We know Pennsylvania will lose one congressional seat this year. When the Republicans who control the redistricting process look at how to redraw the lines to their advantage, their best bet is to pit Democrats Jason Altmire and Mark Critz against each other, the Washington Post opines today:
Republicans draw together Altmire's 4th district and Critz's 12th district by combining the incumbents' homes in the northern Pittsburgh suburbs and Johnstown, respectively. Altmire's district remains largely the same except for extending an arm out east to Johnstown. The rest of Critz's district gets divided between three GOP districts -- Rep. Glenn Thompson's (R-Pa.) 5th district, Rep. Bill Shuster's 9th (R-Pa.), and Rep. Tim Murphy's (R-Pa.) 18th.

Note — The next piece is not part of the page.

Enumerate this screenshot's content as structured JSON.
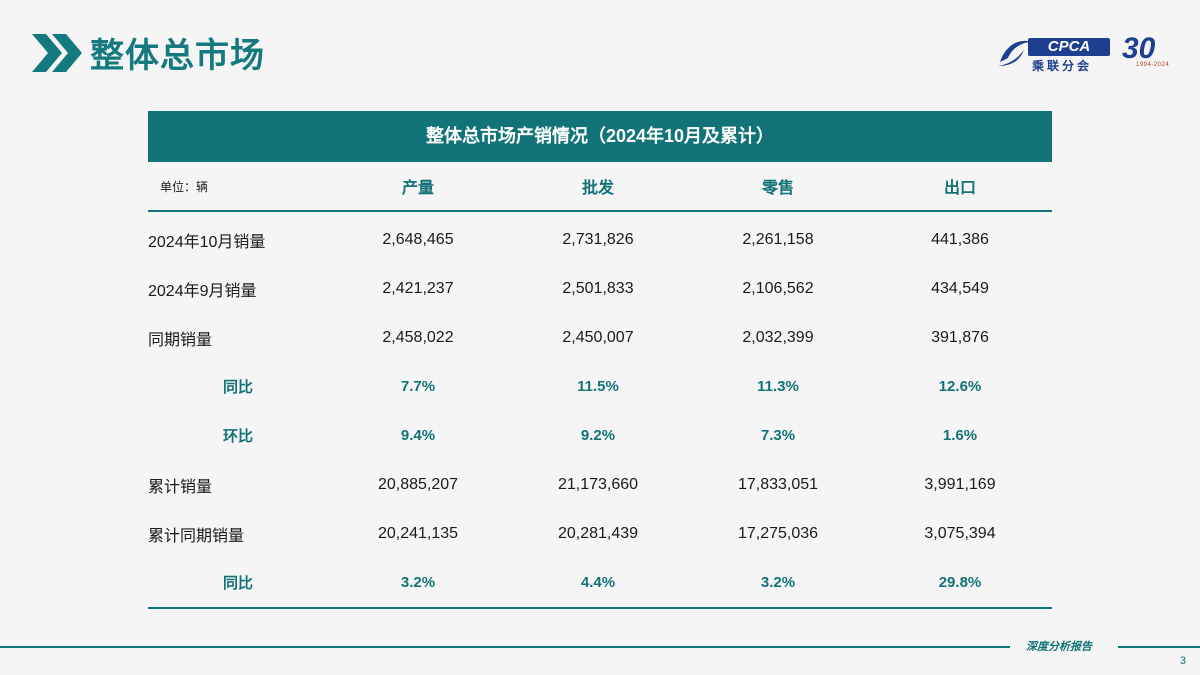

Holden, meanwhile, actually gets safer. His 17th district reaches up into Democratic-leaning Scranton in the northeast to make things a little easier for freshman Rep. Lou Barletta (R), who holds a pretty tenuous 11th district right now. (Barletta beat longtime Democratic Rep. Paul Kanjorski in 2010.)
This is seen as a safe maneuver for the GOP, which screwed up in the last redistricting in 2001 by being too aggressive and drawing lines that handed over the majority of the state's delegation to Democrats by 2006.
Critz's base in Johnstown is already worried about losing their seat, the Tribune-Democrat reports -- led by businessman Mark Pasquerilla, the city's business boosters are hiring a GOP lobbyist and doing a fundraising campaign to fight for the 12th District seat.
Due to population losses, southwestern Pa could also bear the brunt of changes to state House and Senate seats too, according to some experts.